Jenazah 54 Korban Kecelakaan Pesawat Trigana Dievakuasi Rabu

Oleh Zahara Tiba
2015.08.18
Share on WhatsApp
Share on WhatsApp
150818_ID_ZAHARA_PLANE_CRASH_700.jpg Foto dari Basarnas memperlihatkan puing-puing pesawat Trigana Air ATR 42-300 bertebaran di hutan belantara pegunungan Oksibil sehari setelah hilang, 17 Agustus 2015
Photo: Benar

Jenazah 54 korban kecelakaan pesawat Trigana Air yang jatuh pada tanggal 16 Agustus lalu akan diterbangkan ke Jayapura pada hari Rabu ini, setelah ditemukan oleh tim pencari yang dikoordinasi oleh Badan SAR Nasional (Basarnas).

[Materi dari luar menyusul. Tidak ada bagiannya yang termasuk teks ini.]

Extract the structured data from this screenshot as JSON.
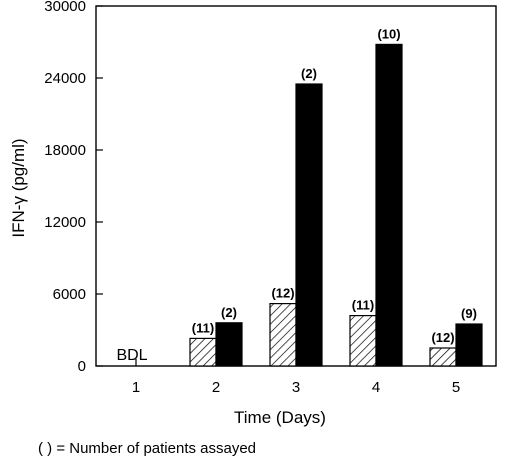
{
  "chart_data": {
    "type": "bar",
    "xlabel": "Time (Days)",
    "ylabel": "IFN-γ (pg/ml)",
    "ylim": [
      0,
      30000
    ],
    "yticks": [
      0,
      6000,
      12000,
      18000,
      24000,
      30000
    ],
    "categories": [
      "1",
      "2",
      "3",
      "4",
      "5"
    ],
    "series": [
      {
        "fill": "hatched",
        "values": [
          0,
          2300,
          5200,
          4200,
          1500
        ],
        "labels": [
          "",
          "(11)",
          "(12)",
          "(11)",
          "(12)"
        ]
      },
      {
        "fill": "solid",
        "values": [
          0,
          3600,
          23500,
          26800,
          3500
        ],
        "labels": [
          "",
          "(2)",
          "(2)",
          "(10)",
          "(9)"
        ]
      }
    ],
    "annotations": [
      {
        "category": "1",
        "text": "BDL"
      }
    ],
    "footnote": "( ) = Number of patients assayed"
  }
}
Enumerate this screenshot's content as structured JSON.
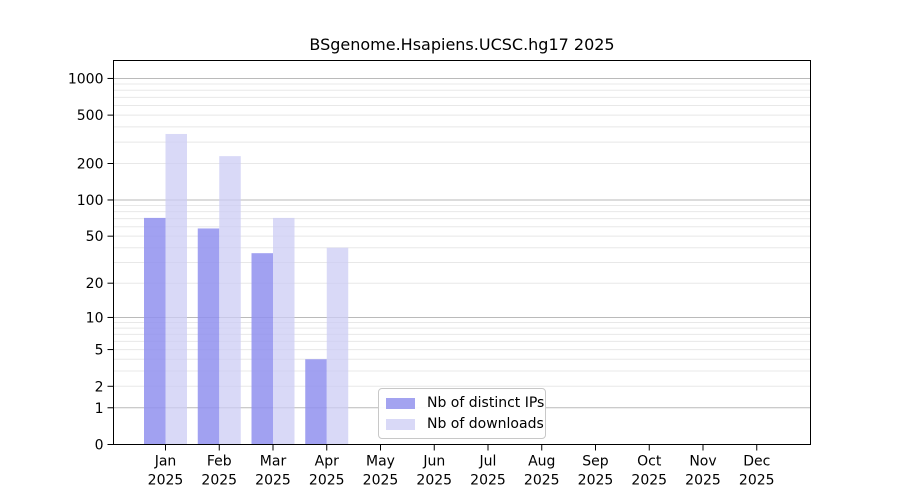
{
  "chart_data": {
    "type": "bar",
    "title": "BSgenome.Hsapiens.UCSC.hg17 2025",
    "year": "2025",
    "categories": [
      "Jan",
      "Feb",
      "Mar",
      "Apr",
      "May",
      "Jun",
      "Jul",
      "Aug",
      "Sep",
      "Oct",
      "Nov",
      "Dec"
    ],
    "series": [
      {
        "name": "Nb of distinct IPs",
        "color": "#a3a3f0",
        "fill": "#9090ee",
        "opacity": 0.85,
        "values": [
          71,
          58,
          36,
          4,
          0,
          0,
          0,
          0,
          0,
          0,
          0,
          0
        ]
      },
      {
        "name": "Nb of downloads",
        "color": "#d9d9f7",
        "fill": "#ccccf4",
        "opacity": 0.75,
        "values": [
          350,
          230,
          71,
          40,
          0,
          0,
          0,
          0,
          0,
          0,
          0,
          0
        ]
      }
    ],
    "y_ticks": [
      0,
      1,
      2,
      5,
      10,
      20,
      50,
      100,
      200,
      500,
      1000
    ],
    "y_scale": "log10(1+v)",
    "ylim": [
      0,
      1400
    ],
    "grid": true,
    "legend_position": "inside-bottom-center",
    "axis_color": "#000000",
    "major_grid_color": "#bababa",
    "minor_grid_color": "#e8e8e8"
  }
}
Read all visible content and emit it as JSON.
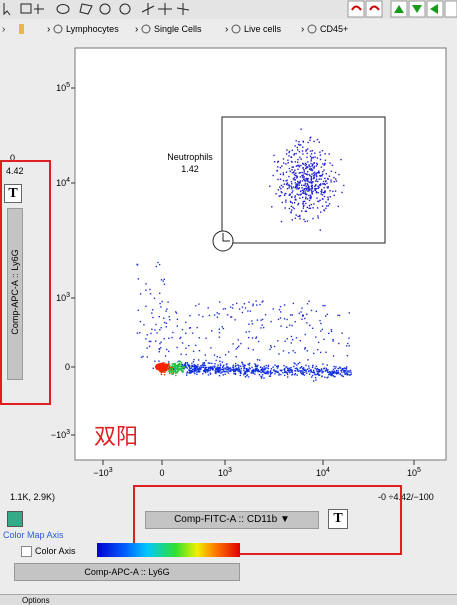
{
  "breadcrumb": [
    "Lymphocytes",
    "Single Cells",
    "Live cells",
    "CD45+"
  ],
  "plot": {
    "y_ticks": [
      {
        "base": "10",
        "exp": "5"
      },
      {
        "base": "10",
        "exp": "4"
      },
      {
        "base": "10",
        "exp": "3"
      },
      {
        "base": "0",
        "exp": ""
      },
      {
        "base": "−10",
        "exp": "3"
      }
    ],
    "x_ticks": [
      {
        "base": "−10",
        "exp": "3"
      },
      {
        "base": "0",
        "exp": ""
      },
      {
        "base": "10",
        "exp": "3"
      },
      {
        "base": "10",
        "exp": "4"
      },
      {
        "base": "10",
        "exp": "5"
      }
    ],
    "gate": {
      "name": "Neutrophils",
      "percent": "1.42"
    },
    "annotation": "双阳"
  },
  "left_panel": {
    "min": "0",
    "max": "4.42",
    "y_axis_param": "Comp-APC-A :: Ly6G",
    "t_button": "T"
  },
  "status": {
    "left": "1.1K, 2.9K)",
    "right": "-0 ÷4.42/−100"
  },
  "x_axis_param": "Comp-FITC-A :: CD11b",
  "t_button": "T",
  "color_map": {
    "title": "Color Map Axis",
    "checkbox": "Color Axis",
    "param": "Comp-APC-A :: Ly6G"
  },
  "footer": "Options"
}
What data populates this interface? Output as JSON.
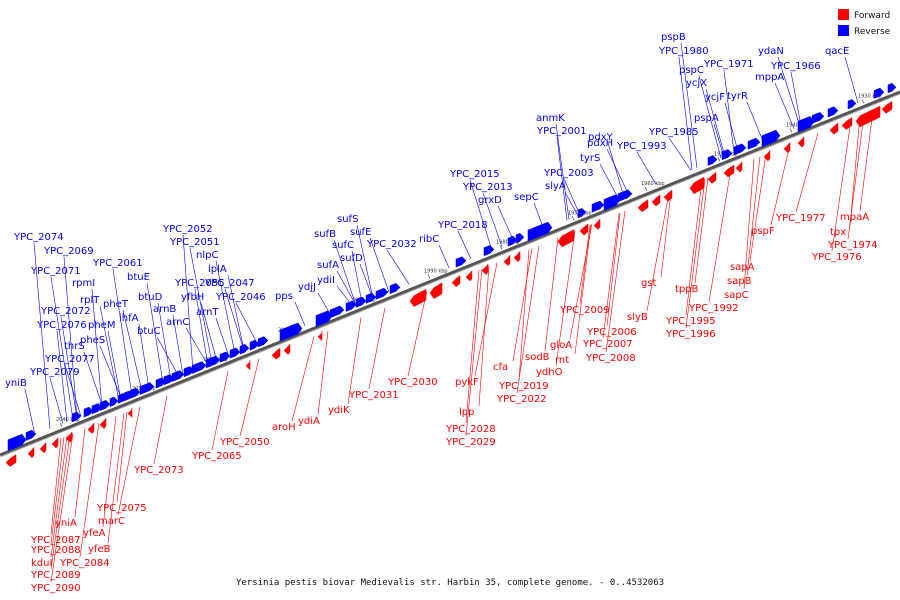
{
  "colors": {
    "forward": "#ff0000",
    "reverse": "#0000ff",
    "axis": "#777777"
  },
  "legend": [
    {
      "label": "Forward",
      "color": "#ff0000"
    },
    {
      "label": "Reverse",
      "color": "#0000ff"
    }
  ],
  "caption": "Yersinia pestis biovar Medievalis str. Harbin 35, complete genome. - 0..4532063",
  "ticks": [
    "2040 kbp",
    "2030 kbp",
    "2020 kbp",
    "2010 kbp",
    "2000 kbp",
    "1990 kbp",
    "1980 kbp",
    "1970 kbp",
    "1960 kbp",
    "1950 kbp",
    "1940 kbp",
    "1930 kbp"
  ],
  "reverse_genes": [
    "yniB",
    "YPC_2079",
    "YPC_2077",
    "thrS",
    "pheS",
    "YPC_2076",
    "pheM",
    "YPC_2072",
    "rplT",
    "YPC_2071",
    "rpmI",
    "YPC_2069",
    "YPC_2074",
    "pheT",
    "btuC",
    "ihfA",
    "btuD",
    "btuE",
    "YPC_2061",
    "arnC",
    "arnB",
    "YPC_2055",
    "yfbH",
    "nlpC",
    "YPC_2051",
    "YPC_2052",
    "arnT",
    "lplA",
    "YPC_2047",
    "YPC_2046",
    "pps",
    "ydjJ",
    "ydiI",
    "sufA",
    "sufB",
    "sufC",
    "sufD",
    "sufS",
    "sufE",
    "YPC_2032",
    "ribC",
    "YPC_2018",
    "grxD",
    "YPC_2013",
    "YPC_2015",
    "sepC",
    "slyA",
    "YPC_2003",
    "tyrS",
    "pdxH",
    "YPC_2001",
    "anmK",
    "pdxY",
    "YPC_1993",
    "YPC_1985",
    "pspA",
    "ycjF",
    "tyrR",
    "ycjX",
    "pspC",
    "YPC_1971",
    "YPC_1980",
    "pspB",
    "mppA",
    "ydaN",
    "YPC_1966",
    "qacE"
  ],
  "forward_genes": [
    "YPC_2087",
    "YPC_2088",
    "kduI",
    "YPC_2089",
    "YPC_2090",
    "yniA",
    "yfeA",
    "yfeB",
    "YPC_2084",
    "marC",
    "YPC_2075",
    "YPC_2073",
    "YPC_2065",
    "YPC_2050",
    "aroH",
    "ydiA",
    "ydiK",
    "YPC_2031",
    "YPC_2030",
    "pykF",
    "lpp",
    "YPC_2028",
    "YPC_2029",
    "cfa",
    "YPC_2022",
    "YPC_2019",
    "sodB",
    "rnt",
    "ydhO",
    "gloA",
    "YPC_2009",
    "YPC_2006",
    "YPC_2007",
    "YPC_2008",
    "slyB",
    "gst",
    "tppB",
    "YPC_1995",
    "YPC_1996",
    "YPC_1992",
    "sapC",
    "sapB",
    "sapA",
    "pspF",
    "YPC_1977",
    "tpx",
    "mpaA",
    "YPC_1974",
    "YPC_1976"
  ]
}
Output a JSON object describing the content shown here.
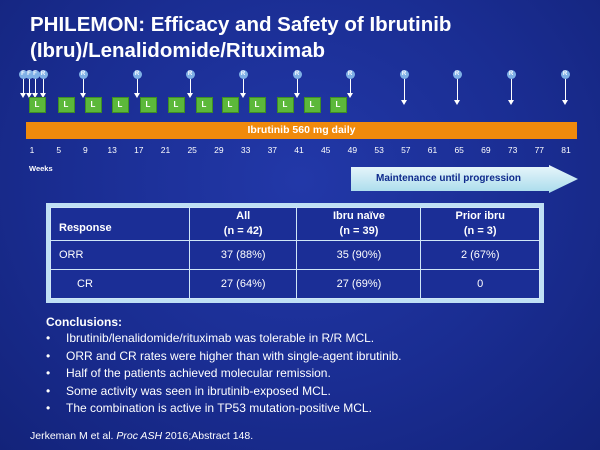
{
  "title": "PHILEMON: Efficacy and Safety of Ibrutinib (Ibru)/Lenalidomide/Rituximab",
  "schema": {
    "markers": [
      "F",
      "F",
      "F",
      "R",
      "R",
      "R",
      "R",
      "R",
      "R",
      "R",
      "R",
      "R",
      "R",
      "R"
    ],
    "lenalidomide_label": "L",
    "ibrutinib_bar": "Ibrutinib 560 mg daily",
    "weeks": [
      "1",
      "5",
      "9",
      "13",
      "17",
      "21",
      "25",
      "29",
      "33",
      "37",
      "41",
      "45",
      "49",
      "53",
      "57",
      "61",
      "65",
      "69",
      "73",
      "77",
      "81"
    ],
    "weeks_label": "Weeks",
    "maintenance": "Maintenance until progression"
  },
  "table": {
    "headers": [
      {
        "line1": "Response",
        "line2": ""
      },
      {
        "line1": "All",
        "line2": "(n = 42)"
      },
      {
        "line1": "Ibru naïve",
        "line2": "(n = 39)"
      },
      {
        "line1": "Prior ibru",
        "line2": "(n = 3)"
      }
    ],
    "rows": [
      {
        "label": "ORR",
        "all": "37 (88%)",
        "naive": "35 (90%)",
        "prior": "2 (67%)"
      },
      {
        "label": "CR",
        "all": "27 (64%)",
        "naive": "27 (69%)",
        "prior": "0"
      }
    ]
  },
  "conclusions": {
    "heading": "Conclusions:",
    "items": [
      "Ibrutinib/lenalidomide/rituximab was tolerable in R/R MCL.",
      "ORR and CR rates were higher than with single-agent ibrutinib.",
      "Half of the patients achieved molecular remission.",
      "Some activity was seen in ibrutinib-exposed MCL.",
      "The combination is active in TP53 mutation-positive MCL."
    ]
  },
  "reference": {
    "authors": "Jerkeman M et al.",
    "journal": "Proc ASH",
    "rest": "2016;Abstract 148."
  }
}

Pihak kepolisian juga telah mengirimkan tim forensik untuk mengidentifikasi jenazah korban yang terdiri dari 44 penumpang dewasa, dua anak serta tiga bayi dan lima kru pesawat itu ke Jayapura.

Sementara keluarga korban telah mengirimkan 45 data antemortem.

Ketika dihubungi BeritaBenar pada hari Selasa 18 Agustus Kepala Basarnas Bambang Soelistyo memperkirakan evakuasi dapat cepat dilakukan.

“Kondisi evakuasi termasuk cepat karena jarak dari Oksibil ke lokasi jatuhnya pesawat hanya tujuh mil. Hanya saja memang medan yang berat. Cuaca juga menentukan,” jelas Bambang.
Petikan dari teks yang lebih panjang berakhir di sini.